Ces projets, amorcés en 2006, sont menés en collaboration avec l’équipe de Paul-Henri Roméo (CEA, Fontenay-aux-Roses) pour le modèle de mobilisation des cellules souches, avec celle d’Anne Imberty, (CNRS Cermav, Grenoble) pour la modélisation des interactions moléculaires, celle d’Oleg Melnik à Lille, afin de produire des « puces à sucres » servant au criblage des molécules, avec le groupe de Georges Uzan, à Villejuif, pour l’inhibition de l’angiogenèse tumorale, et avec la société Roowin pour le développement chimique des sucres et la production en bonnes pratiques de fabrication. Rassemblant ces partenaires, le projet Dosca, doté d’un budget de 6 millions d’euros pour trois ans, a été labellisé par Medicen en avril 2008. Les essais précliniques réglementaires devraient débuter en 2009.

Pour en savoir plus
http://www.endotis.com/

 

 

Discussion

Concernant le résistance des cellules aux jasmonates, est-il envisageable qu’elle changent de mode de métabolisme énergétique?

Frédéric Révah
On sait que le métabolisme énergétique fondé sur l'utilisation du glucose est une caractéristique fondamentale des cellules cancéreuses.
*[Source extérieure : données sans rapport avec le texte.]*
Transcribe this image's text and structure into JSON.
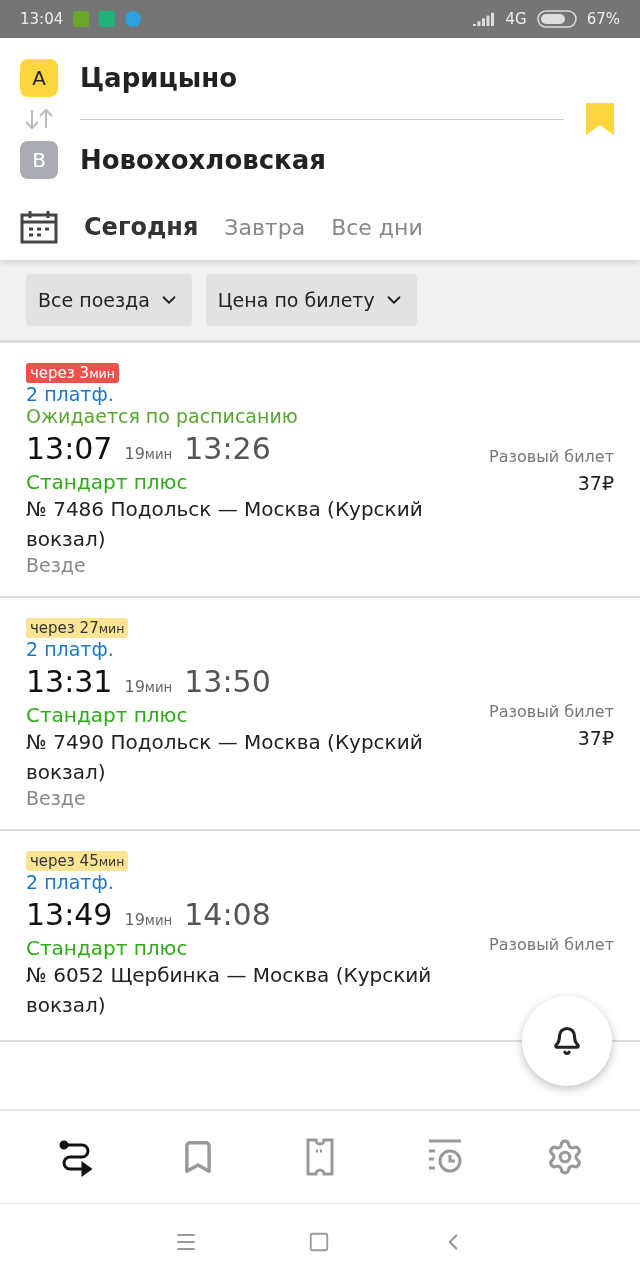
{
  "status_bar": {
    "time": "13:04",
    "network": "4G",
    "battery": "67%"
  },
  "route": {
    "from": {
      "letter": "A",
      "name": "Царицыно"
    },
    "to": {
      "letter": "B",
      "name": "Новохохловская"
    },
    "saved": true
  },
  "days": [
    {
      "label": "Сегодня",
      "selected": true
    },
    {
      "label": "Завтра",
      "selected": false
    },
    {
      "label": "Все дни",
      "selected": false
    }
  ],
  "filters": [
    "Все поезда",
    "Цена по билету"
  ],
  "trains": [
    {
      "badge": {
        "text": "через 3",
        "unit": "мин",
        "kind": "urgent"
      },
      "platform": "2 платф.",
      "status": "Ожидается по расписанию",
      "depart": "13:07",
      "duration": "19",
      "duration_unit": "мин",
      "arrive": "13:26",
      "category": "Стандарт плюс",
      "route": "№ 7486 Подольск — Москва (Курский вокзал)",
      "note": "Везде",
      "ticket": "Разовый билет",
      "price": "37₽"
    },
    {
      "badge": {
        "text": "через 27",
        "unit": "мин",
        "kind": "soon"
      },
      "platform": "2 платф.",
      "depart": "13:31",
      "duration": "19",
      "duration_unit": "мин",
      "arrive": "13:50",
      "category": "Стандарт плюс",
      "route": "№ 7490 Подольск — Москва (Курский вокзал)",
      "note": "Везде",
      "ticket": "Разовый билет",
      "price": "37₽"
    },
    {
      "badge": {
        "text": "через 45",
        "unit": "мин",
        "kind": "soon"
      },
      "platform": "2 платф.",
      "depart": "13:49",
      "duration": "19",
      "duration_unit": "мин",
      "arrive": "14:08",
      "category": "Стандарт плюс",
      "route": "№ 6052 Щербинка — Москва (Курский вокзал)",
      "ticket": "Разовый билет"
    }
  ],
  "nav": [
    {
      "kind": "route",
      "selected": true
    },
    {
      "kind": "bookmark",
      "selected": false
    },
    {
      "kind": "ticket",
      "selected": false
    },
    {
      "kind": "history",
      "selected": false
    },
    {
      "kind": "settings",
      "selected": false
    }
  ]
}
La quasi-totalité des types de cancer y ont recours. Or nous n’avons jamais observé d'échappement, ce qui ne veut pas dire qu'il ne puisse y en avoir. Paul Ehrlich, le père de la chimiothérapie, a souligné que toute efficacité d’un médicament s'accompagne inévitablement d'une résistance. Mais nous croyons que plus on vise un processus cellulaire fondamental, moins le risque de chimiorésistance est grand.

Gilles Vassal
Directeur de la recherche clinique et translationnelle, directeur de l'unité « Pharmacologie et nouveaux traitements des cancers », Institut Gustave Roussy, Villejuif

Vous montrez des modifications du relargage du cytochrome c après exposition aux jasmonates. Mais avez-vous obtenu des preuves directes d'apoptose ?

Frédéric Révah
Oui, la mort cellulaire par apoptose a été bien caractérisée par des marqueurs classiques.

Une participante
Beaucoup de tumeurs développent des mutations qui perturbent la chaîne apoptotique et qui inhibent cette réponse. Est-ce un risque ?

Frédéric Révah
Les expériences ont été réalisées sur un un grand nombre de lignées cellulaires (une quarantaine pour le méthyl jasmonate) et sur des cellules tumorales prélevées chez des patients. Or l’efficacité des jasmonates est très comparable quel que soient les types cellulaires, par rapport à un produit de référence, ce qui est très cohérent avec le mécanisme en jeu. De plus, d’après des résultats obtenus en collaboration avec des équipes de l’hôpital Paul Brousse, certaines mutations qui rendent des lignées cellulaires moins sensibles à l'apoptose sous l’effet de produits cytotoxiques classiques n’empêchent pas les jasmonates d’agir.

Un participant
Comment envisagez-vous le développement clinique puisque Sepal est une petite société ?

Frédéric Révah
Cette problématique est indépendante du type de produit. Le développement clinique se fera forcément en partenariat. Notre objectif n’est d'assurer que le développement clinique initial, jusqu’à la phase I/II exploratoire établissant le profil de sécurité et les preuves initiales d'efficacité.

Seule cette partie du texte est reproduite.